Iraqi militia have threatened more attacks following a rocket barrage that killed at least 26 people at an opposition camp near Baghdad. UN chief Ban Ki-moon has condemned the attack.
Camp Hurriya (Liberty), a former US military base, has housed members of the People’s Mujahedeen Organisation of Iran (PMOI) since 2012, a group that had fought alongside Saddam Hussein’s forces in the Iran-Iraq war in the 1980s.
On Thursday at least 15 rockets crashed in and around the camp near Baghdad’s international airport killing more than two dozen people.

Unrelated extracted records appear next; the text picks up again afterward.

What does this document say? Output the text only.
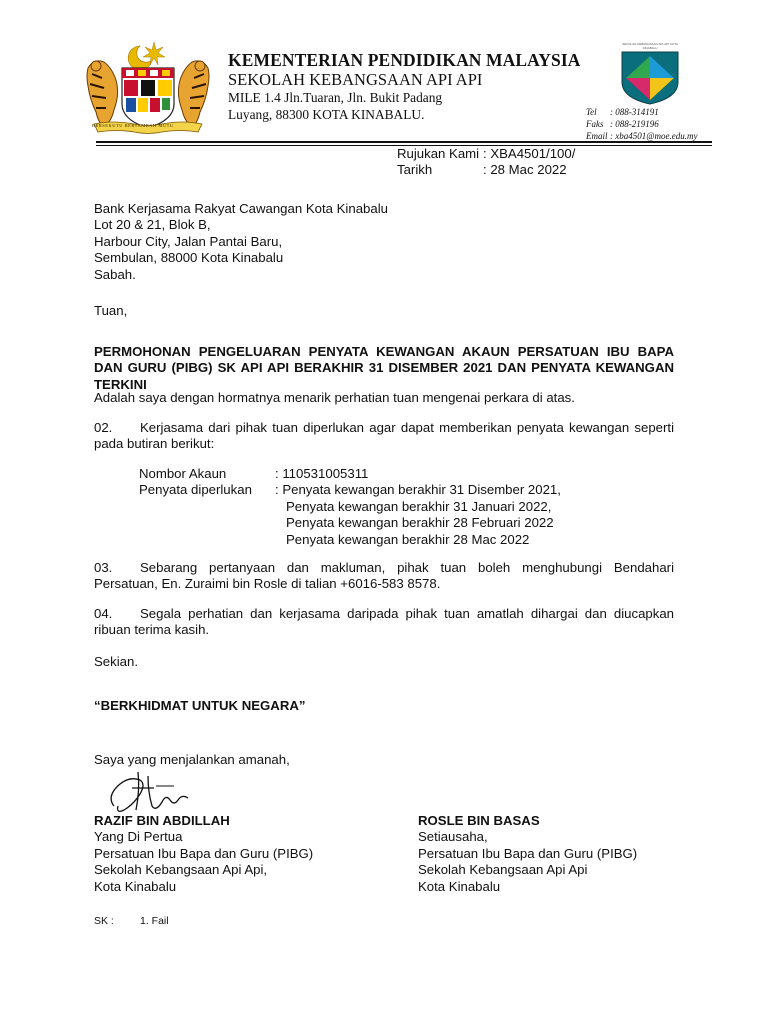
BERSEKUTU BERTAMBAH MUTU
KEMENTERIAN PENDIDIKAN MALAYSIA
SEKOLAH KEBANGSAAN API API
MILE 1.4 Jln.Tuaran, Jln. Bukit Padang
Luyang, 88300 KOTA KINABALU.
SEKOLAH KEBANGSAAN API-API KOTA KINABALU
Tel : 088-314191
Faks : 088-219196
Email : xba4501@moe.edu.my
Rujukan Kami : XBA4501/100/
Tarikh	: 28 Mac 2022
Bank Kerjasama Rakyat Cawangan Kota Kinabalu
Lot 20 & 21, Blok B,
Harbour City, Jalan Pantai Baru,
Sembulan, 88000 Kota Kinabalu
Sabah.
Tuan,
PERMOHONAN PENGELUARAN PENYATA KEWANGAN AKAUN PERSATUAN IBU BAPA DAN GURU (PIBG) SK API API BERAKHIR 31 DISEMBER 2021 DAN PENYATA KEWANGAN TERKINI
Adalah saya dengan hormatnya menarik perhatian tuan mengenai perkara di atas.
02. Kerjasama dari pihak tuan diperlukan agar dapat memberikan penyata kewangan seperti pada butiran berikut:
Nombor Akaun	: 110531005311
Penyata diperlukan	: Penyata kewangan berakhir 31 Disember 2021,
Penyata kewangan berakhir 31 Januari 2022,
Penyata kewangan berakhir 28 Februari 2022
Penyata kewangan berakhir 28 Mac 2022
03. Sebarang pertanyaan dan makluman, pihak tuan boleh menghubungi Bendahari Persatuan, En. Zuraimi bin Rosle di talian +6016-583 8578.
04. Segala perhatian dan kerjasama daripada pihak tuan amatlah dihargai dan diucapkan ribuan terima kasih.
Sekian.
“BERKHIDMAT UNTUK NEGARA”
Saya yang menjalankan amanah,
RAZIF BIN ABDILLAH
Yang Di Pertua
Persatuan Ibu Bapa dan Guru (PIBG)
Sekolah Kebangsaan Api Api,
Kota Kinabalu
ROSLE BIN BASAS
Setiausaha,
Persatuan Ibu Bapa dan Guru (PIBG)
Sekolah Kebangsaan Api Api
Kota Kinabalu
SK : 1. Fail
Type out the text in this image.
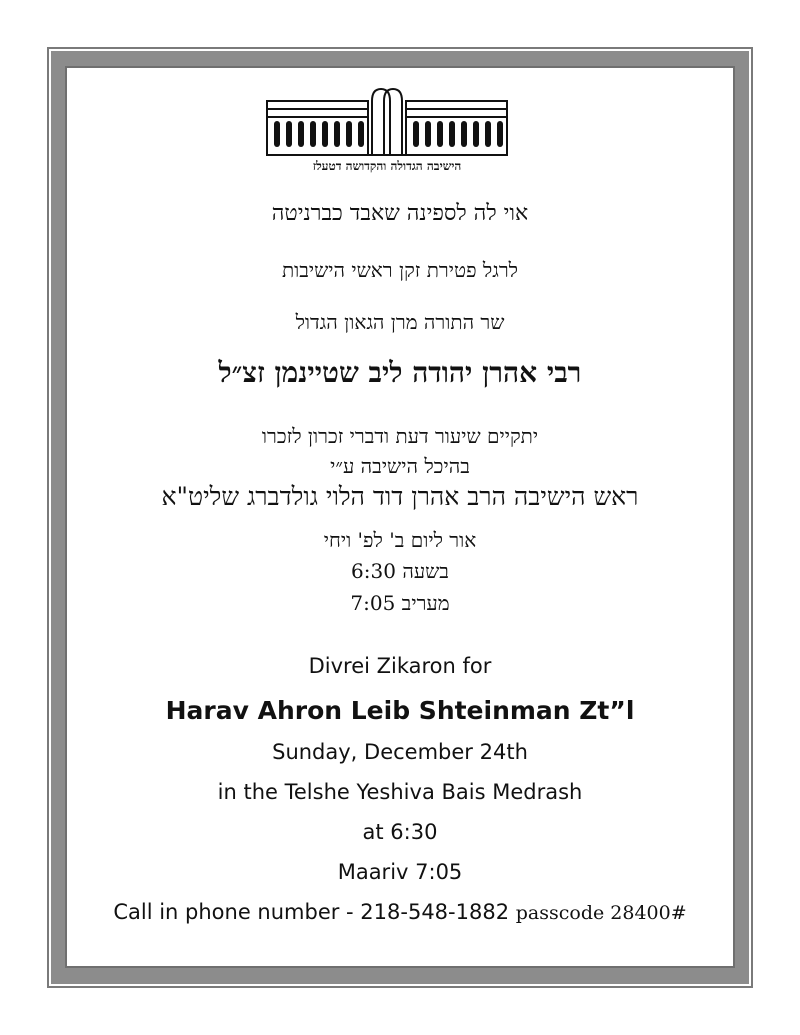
הישיבה הגדולה והקדושה דטעלז
אוי לה לספינה שאבד כברניטה
לרגל פטירת זקן ראשי הישיבות
שר התורה מרן הגאון הגדול
רבי אהרן יהודה ליב שטיינמן זצ״ל
יתקיים שיעור דעת ודברי זכרון לזכרו
בהיכל הישיבה ע״י
ראש הישיבה הרב אהרן דוד הלוי גולדברג שליט"א
אור ליום ב' לפ' ויחי
בשעה 6:30
מעריב 7:05
Divrei Zikaron for
Harav Ahron Leib Shteinman Zt”l
Sunday, December 24th
in the Telshe Yeshiva Bais Medrash
at 6:30
Maariv 7:05
Call in phone number - 218-548-1882 passcode 28400#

Iraqi joint operations command spokesman Yahya Rasool said investigation is underway and that two Iraqi soldiers were wounded in the attack. An abandoned truck mounted with rocket tubes had been recovered in Bakriya, north of the camp, he said.
"The people behind this attack are terrorist criminals who want to destabilize the country," Yasol told Reuters news agency, without specifying any group or nation.
Shiite militia warns of further attacks
A Shiite Muslim militia in Iraq has claimed responsibility for the attack – the deadliest in years – that targets the Iranian opposition.
"We warned the members of this terrorist organization to leave Iraq as soon as possible … If they don’t do so, there will be more similar attacks," al-Mukhtar Army commander Wathiq al-Battat was quoted as saying by Iran’s Fars news agency.
The PMOI stands accused by rights groups of taking part in the brutal suppression of a 1991 Shiite uprising against Saddam Hussein, making it widely reviled by members of Iraq’s own Shiite Arab majority, which came to power after the US-led Iraq invasion in 2003.
EU, UN, US line up to condemn attack
UN chief Ban Ki-moon "condemns the attack… on Camp Hurriya, near the Baghdad International Airport, which left at least 26 residents dead and many more wounded," the general secretary’s office said Friday in a statement.
"This is a most deplorable act, and I am greatly concerned at the harm that has been inflicted on those living at Camp Liberty.” the UN’s High Commissioner for Refugees Antonio Guterres said. "Every effort must continue to be made for the injured and to identify and bring to account those responsible."
US Secretary of State John Kerry said efforts to relocate the members – in the works for years – should be accelerated.
"No matter the circumstances, on this point we remain absolute: the United States remains committed to assisting the UN High Commissioner for Refugees in the relocation of all Camp Hurriya residents to a permanent and safe location outside of Iraq," Kerry said in a statement.
“It is crucial that the Iraqi government fully investigate the incident and immediately step up security at the camp in line with its duty of protection of the camp residents under the December 2011 agreement with the United Nations,” the EU’s external affairs office said in a statement.
PMOI had been delisted as a ‘terror organization’
Until a few years ago, PMOI — also known by its Farsi name Mujahideen-e-Khalq Organization (MKO) — was listed as a terrorist organization by both the US and the European Union.
Shahin Gobadi, a PMOI spokesman, accused "agents of the clerical (Iranian) regime inside the government of Iraq" of launching the attack and also placed responsibility on the Iraqi government and the United Nations.
The group, which critics have described as a cult, enjoys a well-connected network of former and current officials who advocate on its behalf.
Following an intensive lobbying campaign, it succeeded in being removed from the US and EU terror lists.
But around 3,000 remaining dissidents at Camp Hurriya are still waiting to be relocated to other countries.